Not exactly. The vhost_task stays alive temporarily.

The signal is still delivered to the userspace threads and they will
exit due to getting the SIGKILL also. SIGKILL goes to all the threads in
the process and all userspace threads exit like normal because the vhost
task and normal old userspace threads share a signal handler. When
userspace exits, the kernel force drops the refcounts on the vhost
devices and that runs the release function so the vhost_task will then exit.

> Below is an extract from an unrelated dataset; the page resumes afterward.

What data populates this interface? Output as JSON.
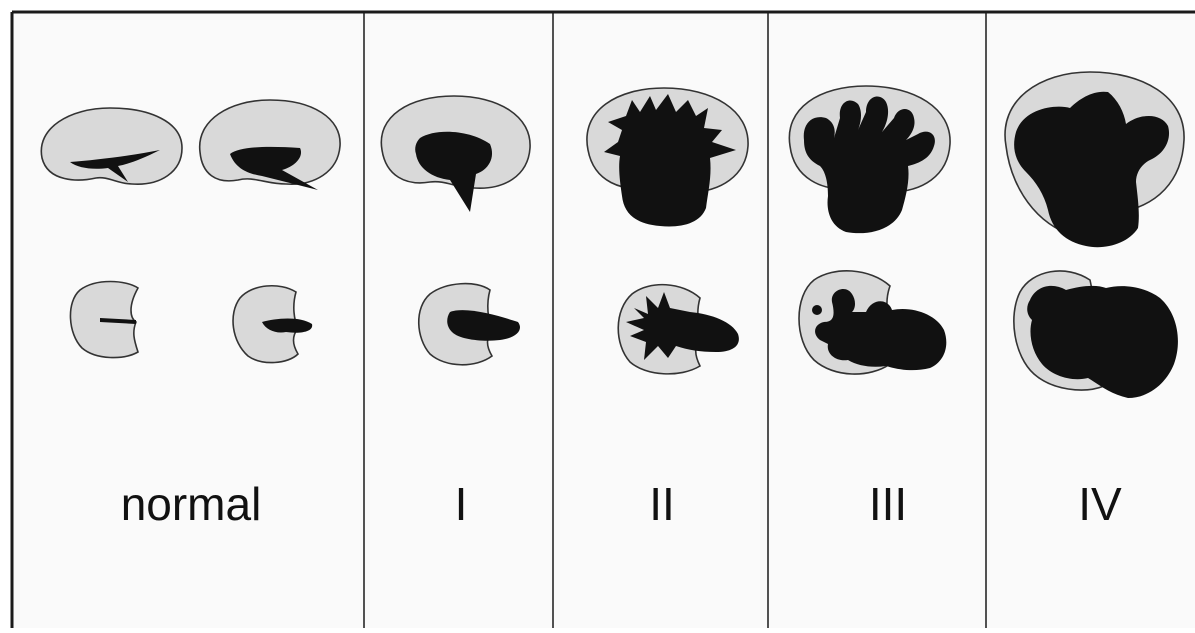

So what I'm trying to say is that in 6.4 we already changed the behavior.

> 
>>
>> However, the change in behavior is that because the worker is just a
>> thread within qemu, qemu is going to exit since they share a signal
>> handler and userspace can't ignore SIGKILL.
>> We then run perform the
>> steps above like in the pre-6.4 kernel description as if you sent a
>> SIGKILL directly to a userspace thread.
>>
>> - With the patches in this thread there is no major difference in behavior
>> with 6.4 and newer kernels. We might exit a little faster. Instead of the
>> vhost thread trying to do it's hacked up version of ignoring the signal
>> and waiting for userspace to exit and call file_operations->release, the
>> vhost worker thread will exit after it flushes works and stops new ones.
>> So now, you can have the vhost thread exiting in parallel with the
>> userspace thread.
> 
> Everything would be fine if Qemu wanted to quit but I meant there
> could be a case where SIGKILL was sent to the vhost thread but not
> Qemu.

Yeah, in the last mail, I was trying to say that behavior already
changed in 6.4. In 6.4 we basically added a new interface to the vhost
layer that uses signals/SIGKILL to tell the vhost layer and userspace to
completely shutdown.

This patchset is just removing the hacks Eric and Oleg allowed for us in
6.4. That code where we do our hacked up version of ignoring signals
(clear it and just go on) combined with the signals/coredump related
hacks done in this patch:

commit f9010dbdce911ee1f1af1398a24b1f9f992e0080
Author: Mike Christie <michael.christie@xxxxxxxxxx>
Date:   Thu Jun 1 13:32:32 2023 -0500

    fork, vhost: Use CLONE_THREAD to fix freezer/ps regression

is causing this bug:

https://lore.kernel.org/all/000000000000a41b82060e875721@xxxxxxxxxx/

Basically, as Eric mentions in that thread the signal/kernel developers
considered the signal/coredump hacks were meant to be temp, and we were
supposed to convert to work more like io_uring's io_worker_exit. That's
what I'm doing in this patchset. Patch 9/9 in this set then removes the
hacks from the core kernel/signal code.